Family of 19th and 20th century military musicians

The Winterbottom family was a family of military band musicians active in the British forces in the nineteenth and early 20th centuries. The best known was Frank Winterbottom: he was director of music, Royal Marine Bands between 1890 and 1910.

The founder of the dynasty was John Winterbottom (1795 – 1855), who served in the 1st Life Guards, fought at Waterloo, and from 1839 until his death was appointed warden of the Tower of London. He married Winifred Midwinter in 1817 and there were eight children. Five of his sons and two of his grandsons became famous military musicians.

- Thomas Winterbottom (c1815 – 1869). John Winterbottom's eldest son, he served in the 1st Life Guards and the Royal Marines, Plymouth, played in the band of the Royal Horse Guards for nine years, and (at Plymouth) was bandmaster of the Royal Marine Light Infantry Band from 1851 until his death. He was interred in Plymouth Cemetery.
- William Winterbottom (c1820 – 29 September 1889). He was a trombone player who played as bandsman, 1st Life Guards and as principal trombone with the Philharmonic Opera and elsewhere. From 1857 he was bandmaster of the Royal Marines at Woolwich (following his brother Henry), and in 1869 took over from his brother Thomas at Plymouth. He made arrangements of operetta and other popular music for brass instruments, and published piano arrangements of Gilbert & Sullivan.
- John Winterbottom (1825 –1897) was a bassoon player who began his career in the Julien Orchestra. In 1852 he travelled to Australia where he was the conductor of a series of promenade concerts.

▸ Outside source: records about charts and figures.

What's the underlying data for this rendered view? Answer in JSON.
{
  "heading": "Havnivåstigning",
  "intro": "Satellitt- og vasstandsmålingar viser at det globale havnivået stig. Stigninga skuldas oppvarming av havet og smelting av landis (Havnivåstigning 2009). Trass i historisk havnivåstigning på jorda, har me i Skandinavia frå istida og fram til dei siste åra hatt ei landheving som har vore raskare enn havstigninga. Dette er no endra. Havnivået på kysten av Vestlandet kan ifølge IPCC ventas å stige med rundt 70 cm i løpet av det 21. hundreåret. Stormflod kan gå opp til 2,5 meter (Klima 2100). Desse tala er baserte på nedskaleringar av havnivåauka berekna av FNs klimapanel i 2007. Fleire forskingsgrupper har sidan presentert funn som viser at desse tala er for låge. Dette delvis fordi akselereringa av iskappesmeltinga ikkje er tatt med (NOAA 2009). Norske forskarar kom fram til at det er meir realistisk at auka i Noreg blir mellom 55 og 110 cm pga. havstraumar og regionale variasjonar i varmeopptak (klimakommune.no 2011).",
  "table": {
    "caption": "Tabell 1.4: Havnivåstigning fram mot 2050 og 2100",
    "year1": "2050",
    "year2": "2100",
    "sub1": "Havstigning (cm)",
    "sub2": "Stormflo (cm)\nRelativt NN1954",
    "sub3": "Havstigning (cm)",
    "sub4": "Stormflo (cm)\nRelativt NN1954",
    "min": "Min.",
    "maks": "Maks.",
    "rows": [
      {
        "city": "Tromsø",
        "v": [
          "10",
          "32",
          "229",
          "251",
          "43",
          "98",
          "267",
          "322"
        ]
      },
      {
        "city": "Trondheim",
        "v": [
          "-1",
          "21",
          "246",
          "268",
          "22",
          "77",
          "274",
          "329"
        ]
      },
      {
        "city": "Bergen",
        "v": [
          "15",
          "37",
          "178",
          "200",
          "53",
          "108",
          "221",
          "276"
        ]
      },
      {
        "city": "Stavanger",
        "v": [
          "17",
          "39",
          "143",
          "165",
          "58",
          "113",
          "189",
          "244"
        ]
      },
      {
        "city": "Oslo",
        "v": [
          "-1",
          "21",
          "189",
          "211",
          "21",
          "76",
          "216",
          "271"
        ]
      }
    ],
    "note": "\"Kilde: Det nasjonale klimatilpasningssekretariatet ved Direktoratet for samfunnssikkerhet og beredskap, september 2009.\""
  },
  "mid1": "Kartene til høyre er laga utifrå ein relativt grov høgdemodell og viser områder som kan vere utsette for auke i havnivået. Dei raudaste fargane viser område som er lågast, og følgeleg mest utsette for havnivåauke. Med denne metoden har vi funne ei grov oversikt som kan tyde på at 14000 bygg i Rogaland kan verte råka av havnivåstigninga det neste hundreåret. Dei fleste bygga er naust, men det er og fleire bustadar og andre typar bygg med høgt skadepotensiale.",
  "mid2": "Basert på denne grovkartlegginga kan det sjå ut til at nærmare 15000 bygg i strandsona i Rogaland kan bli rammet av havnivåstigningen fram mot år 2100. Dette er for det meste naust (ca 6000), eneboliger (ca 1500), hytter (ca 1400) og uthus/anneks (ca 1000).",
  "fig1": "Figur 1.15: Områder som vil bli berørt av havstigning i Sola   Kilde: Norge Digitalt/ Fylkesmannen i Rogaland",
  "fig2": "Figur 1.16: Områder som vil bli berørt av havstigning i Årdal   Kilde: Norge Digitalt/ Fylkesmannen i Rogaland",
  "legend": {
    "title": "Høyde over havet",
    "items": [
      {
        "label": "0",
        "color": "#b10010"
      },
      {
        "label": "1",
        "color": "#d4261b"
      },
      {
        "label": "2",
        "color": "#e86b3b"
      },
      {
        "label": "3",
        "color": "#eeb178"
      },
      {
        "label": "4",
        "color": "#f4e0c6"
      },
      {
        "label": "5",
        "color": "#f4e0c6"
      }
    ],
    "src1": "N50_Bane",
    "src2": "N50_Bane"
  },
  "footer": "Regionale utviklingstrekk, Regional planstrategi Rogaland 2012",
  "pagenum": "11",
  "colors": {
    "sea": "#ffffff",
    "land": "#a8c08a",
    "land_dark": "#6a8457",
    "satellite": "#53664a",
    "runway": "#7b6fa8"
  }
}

By 1870 he was back in the UK as bandmaster of Royal Marine Artillery, and from 1892 (on his retirement) was appointed bandmaster of the Artists' Rifle Volunteers.

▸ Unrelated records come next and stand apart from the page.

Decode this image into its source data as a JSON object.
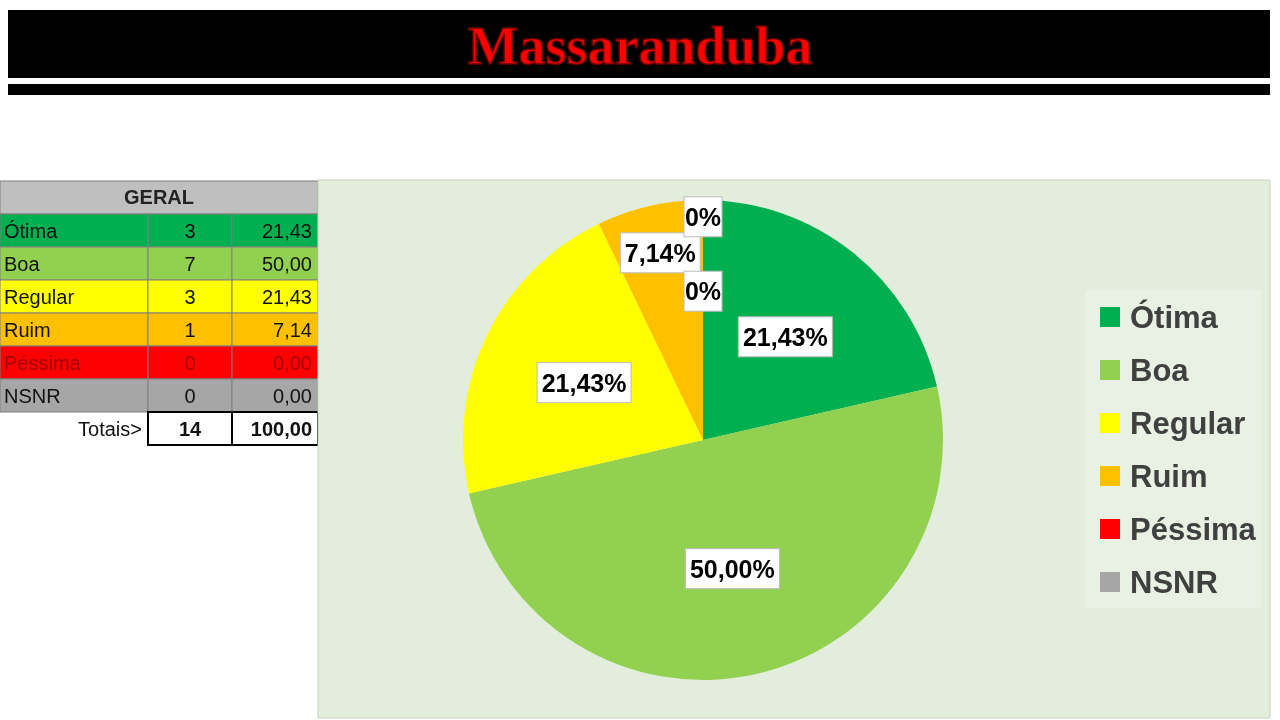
{
  "chart_data": [
    {
      "type": "other",
      "title": "GERAL",
      "annotations": [
        "Ótima",
        "3",
        "21,43",
        "Boa",
        "7",
        "50,00",
        "Regular",
        "3",
        "21,43",
        "Ruim",
        "1",
        "7,14",
        "Péssima",
        "0",
        "0,00",
        "NSNR",
        "0",
        "0,00",
        "Totais>",
        "14",
        "100,00"
      ]
    },
    {
      "type": "pie",
      "title": "Massaranduba",
      "categories": [
        "Ótima",
        "Boa",
        "Regular",
        "Ruim",
        "Péssima",
        "NSNR"
      ],
      "values": [
        21.43,
        50,
        21.43,
        7.14,
        0,
        0
      ],
      "colors": [
        "#00b050",
        "#92d050",
        "#ffff00",
        "#ffc000",
        "#ff0000",
        "#a6a6a6"
      ],
      "value_labels": [
        "21,43%",
        "50,00%",
        "21,43%",
        "7,14%",
        "0%",
        "0%"
      ],
      "legend": "right"
    }
  ]
}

- Henry Winterbottom (dates unknown) was bandmaster of the 7th Royal Fusiliers, the 18th Royal Irish Regiment and (1854–6) of the Royal Marines at Woolwich.

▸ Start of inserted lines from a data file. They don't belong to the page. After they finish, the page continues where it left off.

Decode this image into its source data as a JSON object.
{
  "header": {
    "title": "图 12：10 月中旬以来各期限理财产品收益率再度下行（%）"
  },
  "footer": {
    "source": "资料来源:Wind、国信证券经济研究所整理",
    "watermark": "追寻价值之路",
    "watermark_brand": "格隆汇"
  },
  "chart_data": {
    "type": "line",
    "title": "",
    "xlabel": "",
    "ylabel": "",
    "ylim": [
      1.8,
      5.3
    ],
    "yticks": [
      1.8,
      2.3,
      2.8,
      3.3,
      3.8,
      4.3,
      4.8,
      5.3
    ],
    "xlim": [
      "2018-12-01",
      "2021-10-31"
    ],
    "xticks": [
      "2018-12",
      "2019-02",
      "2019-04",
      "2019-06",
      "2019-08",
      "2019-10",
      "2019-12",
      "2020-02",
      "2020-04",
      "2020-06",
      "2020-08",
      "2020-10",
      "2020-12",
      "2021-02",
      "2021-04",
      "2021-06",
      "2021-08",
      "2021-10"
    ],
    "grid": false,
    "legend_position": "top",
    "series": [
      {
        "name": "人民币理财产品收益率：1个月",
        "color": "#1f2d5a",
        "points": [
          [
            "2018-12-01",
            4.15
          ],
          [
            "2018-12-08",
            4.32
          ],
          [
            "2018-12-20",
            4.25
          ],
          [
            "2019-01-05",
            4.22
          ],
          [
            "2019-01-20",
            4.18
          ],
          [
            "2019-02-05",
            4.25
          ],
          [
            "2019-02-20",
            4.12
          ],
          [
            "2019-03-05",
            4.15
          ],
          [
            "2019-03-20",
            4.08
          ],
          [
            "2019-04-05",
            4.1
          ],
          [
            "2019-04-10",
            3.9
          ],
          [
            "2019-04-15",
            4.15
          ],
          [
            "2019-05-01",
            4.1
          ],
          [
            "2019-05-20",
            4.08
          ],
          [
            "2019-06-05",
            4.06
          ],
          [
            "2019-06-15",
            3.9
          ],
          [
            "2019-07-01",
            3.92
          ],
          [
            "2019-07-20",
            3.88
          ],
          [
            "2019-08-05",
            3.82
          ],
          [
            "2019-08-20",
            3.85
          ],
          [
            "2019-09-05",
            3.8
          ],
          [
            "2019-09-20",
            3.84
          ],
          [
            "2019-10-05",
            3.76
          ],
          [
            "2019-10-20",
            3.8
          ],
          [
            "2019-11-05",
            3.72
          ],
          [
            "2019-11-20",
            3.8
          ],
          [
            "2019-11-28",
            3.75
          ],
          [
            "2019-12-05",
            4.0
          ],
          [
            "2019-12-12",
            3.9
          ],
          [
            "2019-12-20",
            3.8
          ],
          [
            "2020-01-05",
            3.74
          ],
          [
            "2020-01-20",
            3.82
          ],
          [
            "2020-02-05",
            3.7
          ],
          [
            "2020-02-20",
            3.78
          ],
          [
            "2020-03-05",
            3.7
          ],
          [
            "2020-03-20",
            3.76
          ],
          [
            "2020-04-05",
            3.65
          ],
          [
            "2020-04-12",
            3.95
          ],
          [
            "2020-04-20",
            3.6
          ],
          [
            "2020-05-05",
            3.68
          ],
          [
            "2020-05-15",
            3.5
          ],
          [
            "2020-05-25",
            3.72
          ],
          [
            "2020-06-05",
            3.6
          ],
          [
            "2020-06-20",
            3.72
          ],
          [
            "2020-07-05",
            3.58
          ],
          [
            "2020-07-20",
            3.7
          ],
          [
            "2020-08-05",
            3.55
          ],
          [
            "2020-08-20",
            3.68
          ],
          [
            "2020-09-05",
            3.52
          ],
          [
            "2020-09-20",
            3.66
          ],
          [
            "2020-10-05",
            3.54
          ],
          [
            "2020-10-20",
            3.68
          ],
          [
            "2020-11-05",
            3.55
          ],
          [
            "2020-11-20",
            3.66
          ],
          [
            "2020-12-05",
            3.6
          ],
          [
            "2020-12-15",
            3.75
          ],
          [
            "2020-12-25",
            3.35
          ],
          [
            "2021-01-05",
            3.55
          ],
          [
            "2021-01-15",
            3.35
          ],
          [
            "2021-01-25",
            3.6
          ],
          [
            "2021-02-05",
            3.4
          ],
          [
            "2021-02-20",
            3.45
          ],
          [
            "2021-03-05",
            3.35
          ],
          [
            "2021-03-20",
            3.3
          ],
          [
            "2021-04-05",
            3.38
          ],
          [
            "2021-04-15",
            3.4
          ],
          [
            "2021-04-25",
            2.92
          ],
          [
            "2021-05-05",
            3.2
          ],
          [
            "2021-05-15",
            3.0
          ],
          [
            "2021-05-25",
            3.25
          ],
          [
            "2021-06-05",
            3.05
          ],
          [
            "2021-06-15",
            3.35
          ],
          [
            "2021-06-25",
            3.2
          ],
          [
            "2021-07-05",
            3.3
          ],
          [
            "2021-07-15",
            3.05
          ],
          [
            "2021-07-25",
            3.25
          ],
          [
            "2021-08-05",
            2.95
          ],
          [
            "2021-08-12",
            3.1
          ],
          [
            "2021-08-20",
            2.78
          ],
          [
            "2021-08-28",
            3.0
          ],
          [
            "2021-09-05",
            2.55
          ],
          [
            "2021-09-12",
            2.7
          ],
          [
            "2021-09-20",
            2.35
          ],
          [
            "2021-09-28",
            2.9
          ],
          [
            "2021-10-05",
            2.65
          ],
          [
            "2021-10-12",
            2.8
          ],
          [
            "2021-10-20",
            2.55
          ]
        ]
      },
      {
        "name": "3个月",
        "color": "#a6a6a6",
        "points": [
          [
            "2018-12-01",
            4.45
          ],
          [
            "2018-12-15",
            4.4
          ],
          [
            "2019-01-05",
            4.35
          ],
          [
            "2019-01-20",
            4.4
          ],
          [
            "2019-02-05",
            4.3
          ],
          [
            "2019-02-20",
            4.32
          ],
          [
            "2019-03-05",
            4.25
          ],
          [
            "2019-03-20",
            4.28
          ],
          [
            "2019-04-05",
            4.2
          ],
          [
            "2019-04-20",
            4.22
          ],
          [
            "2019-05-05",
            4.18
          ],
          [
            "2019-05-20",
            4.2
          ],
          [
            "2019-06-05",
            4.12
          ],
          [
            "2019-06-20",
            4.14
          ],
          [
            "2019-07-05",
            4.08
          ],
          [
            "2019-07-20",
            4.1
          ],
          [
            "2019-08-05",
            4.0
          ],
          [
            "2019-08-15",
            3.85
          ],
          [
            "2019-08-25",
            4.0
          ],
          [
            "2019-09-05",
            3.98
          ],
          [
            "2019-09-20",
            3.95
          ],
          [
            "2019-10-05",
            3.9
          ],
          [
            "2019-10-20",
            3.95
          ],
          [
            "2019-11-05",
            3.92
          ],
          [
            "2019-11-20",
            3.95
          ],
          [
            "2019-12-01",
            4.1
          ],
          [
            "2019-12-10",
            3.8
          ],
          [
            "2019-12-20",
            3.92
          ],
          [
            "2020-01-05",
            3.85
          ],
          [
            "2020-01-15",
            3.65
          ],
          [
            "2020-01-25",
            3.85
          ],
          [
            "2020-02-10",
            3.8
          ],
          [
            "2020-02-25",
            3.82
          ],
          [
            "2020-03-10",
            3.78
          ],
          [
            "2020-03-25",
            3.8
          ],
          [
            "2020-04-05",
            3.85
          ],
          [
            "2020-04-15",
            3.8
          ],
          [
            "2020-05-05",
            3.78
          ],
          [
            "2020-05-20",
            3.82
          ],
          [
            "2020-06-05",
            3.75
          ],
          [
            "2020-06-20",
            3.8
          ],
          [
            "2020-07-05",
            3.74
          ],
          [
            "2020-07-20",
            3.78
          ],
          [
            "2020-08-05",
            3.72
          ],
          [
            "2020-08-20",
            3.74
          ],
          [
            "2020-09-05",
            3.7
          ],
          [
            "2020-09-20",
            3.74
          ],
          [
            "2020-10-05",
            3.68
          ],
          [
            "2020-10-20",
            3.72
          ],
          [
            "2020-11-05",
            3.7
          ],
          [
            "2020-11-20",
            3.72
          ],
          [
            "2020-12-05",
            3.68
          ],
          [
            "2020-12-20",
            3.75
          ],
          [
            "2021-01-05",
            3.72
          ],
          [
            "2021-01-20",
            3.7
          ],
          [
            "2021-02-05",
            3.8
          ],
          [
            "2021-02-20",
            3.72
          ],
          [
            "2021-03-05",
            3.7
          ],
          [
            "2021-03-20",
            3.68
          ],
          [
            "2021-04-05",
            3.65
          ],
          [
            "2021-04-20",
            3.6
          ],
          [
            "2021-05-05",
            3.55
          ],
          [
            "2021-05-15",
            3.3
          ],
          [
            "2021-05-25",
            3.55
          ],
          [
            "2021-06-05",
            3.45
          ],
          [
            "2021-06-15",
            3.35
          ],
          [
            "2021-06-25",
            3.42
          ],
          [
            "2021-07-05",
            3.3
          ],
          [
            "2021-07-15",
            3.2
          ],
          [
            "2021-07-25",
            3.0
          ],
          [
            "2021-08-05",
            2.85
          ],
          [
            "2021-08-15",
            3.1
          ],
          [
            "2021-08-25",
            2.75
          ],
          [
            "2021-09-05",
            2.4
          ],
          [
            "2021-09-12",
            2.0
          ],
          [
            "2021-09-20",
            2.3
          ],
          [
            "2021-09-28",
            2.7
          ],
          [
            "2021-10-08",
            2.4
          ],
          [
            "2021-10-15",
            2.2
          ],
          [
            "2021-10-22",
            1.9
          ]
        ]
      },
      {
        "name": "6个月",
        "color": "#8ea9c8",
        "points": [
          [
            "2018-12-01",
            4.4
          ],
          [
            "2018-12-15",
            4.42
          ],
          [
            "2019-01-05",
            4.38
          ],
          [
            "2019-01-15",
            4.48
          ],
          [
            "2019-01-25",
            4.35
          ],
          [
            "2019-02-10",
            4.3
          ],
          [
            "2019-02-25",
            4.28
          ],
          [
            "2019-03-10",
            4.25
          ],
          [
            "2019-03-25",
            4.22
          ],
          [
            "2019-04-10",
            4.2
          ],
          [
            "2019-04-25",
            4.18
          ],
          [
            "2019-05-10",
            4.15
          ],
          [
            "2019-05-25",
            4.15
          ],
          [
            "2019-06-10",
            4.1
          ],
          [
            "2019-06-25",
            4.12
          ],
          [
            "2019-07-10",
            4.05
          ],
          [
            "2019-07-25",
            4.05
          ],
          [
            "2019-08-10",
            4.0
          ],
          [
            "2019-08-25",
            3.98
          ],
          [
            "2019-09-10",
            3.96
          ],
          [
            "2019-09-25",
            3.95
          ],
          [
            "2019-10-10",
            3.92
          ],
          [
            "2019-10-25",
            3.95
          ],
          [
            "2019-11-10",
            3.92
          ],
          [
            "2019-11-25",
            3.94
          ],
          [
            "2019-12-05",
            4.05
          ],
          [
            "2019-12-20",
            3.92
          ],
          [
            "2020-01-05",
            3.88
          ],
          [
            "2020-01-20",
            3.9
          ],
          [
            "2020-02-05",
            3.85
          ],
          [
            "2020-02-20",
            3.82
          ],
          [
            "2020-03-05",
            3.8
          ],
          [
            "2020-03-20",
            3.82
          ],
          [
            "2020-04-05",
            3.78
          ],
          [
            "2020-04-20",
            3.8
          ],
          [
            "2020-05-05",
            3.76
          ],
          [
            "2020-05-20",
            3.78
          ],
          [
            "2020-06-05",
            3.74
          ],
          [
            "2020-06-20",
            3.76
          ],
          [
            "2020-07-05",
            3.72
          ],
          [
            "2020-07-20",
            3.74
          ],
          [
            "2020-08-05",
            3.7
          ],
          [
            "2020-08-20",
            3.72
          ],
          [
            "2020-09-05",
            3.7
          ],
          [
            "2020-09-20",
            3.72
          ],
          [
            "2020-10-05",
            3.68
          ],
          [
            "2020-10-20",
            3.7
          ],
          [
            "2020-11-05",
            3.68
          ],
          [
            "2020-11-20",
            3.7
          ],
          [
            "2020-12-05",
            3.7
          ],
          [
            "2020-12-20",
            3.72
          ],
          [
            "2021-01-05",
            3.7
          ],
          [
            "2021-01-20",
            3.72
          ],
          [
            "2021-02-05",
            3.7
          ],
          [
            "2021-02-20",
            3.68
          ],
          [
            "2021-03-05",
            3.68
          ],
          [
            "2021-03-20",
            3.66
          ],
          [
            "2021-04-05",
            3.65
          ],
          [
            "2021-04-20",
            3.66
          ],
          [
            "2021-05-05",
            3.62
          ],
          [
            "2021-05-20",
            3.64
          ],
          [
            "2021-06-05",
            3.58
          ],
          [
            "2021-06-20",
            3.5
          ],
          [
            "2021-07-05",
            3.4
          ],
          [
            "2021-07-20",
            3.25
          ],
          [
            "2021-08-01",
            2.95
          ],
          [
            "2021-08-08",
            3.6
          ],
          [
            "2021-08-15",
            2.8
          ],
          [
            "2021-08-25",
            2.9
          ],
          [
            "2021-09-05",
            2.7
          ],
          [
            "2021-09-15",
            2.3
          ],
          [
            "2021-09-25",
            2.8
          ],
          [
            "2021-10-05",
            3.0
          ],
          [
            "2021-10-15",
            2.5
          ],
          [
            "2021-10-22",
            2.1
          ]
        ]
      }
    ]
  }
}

- Ammon Winterbottom (died 1891) was a double-bass player, a member of the Queen Victoria's private band who also played with the Royal Italian Opera and the Philharmonic Orchestra. He was the father of:
  - Frank Winterbottom (21 March 1861 – January 1930). Born in London and educated at Bruce Castle School, Tottenham, he trained as a cellist, was a professor of music at Dulwich College, and (between 1890 and 1910) was director of music for the Royal Marines Band at Plymouth. In his later years he was an instructor at the Royal Military School of Music. He was also a conductor of classical orchestral music and a composer, of the ballets Jorinda and Phantasma, and of the Seven Ages Suite (1892, after Shakespeare), as well as of string quartets and cello music. But his primary legacy comes from his numerous arrangements for military band, still in widespread use. He died, aged 68, in London.
  - Charles Henry Winterbottom (1866 – 1935) was a double-bass player. He played in the Victoria, Edward VII and George V bands, was a founding member of the London Symphony Orchestra (principal double bass, 1904–33) and a professor at both the Royal Academy of Music and the Royal College of Music. He is credited with the creation of new fingering techniques for the double bass. Winterbottom was a friend of Edward Elgar and owned a rare Maggini bass called 'The Old Lady'.

The family were originally associated with Saddleworth (then in Yorkshire), and there is a memorial in Saddleworth Parish Church.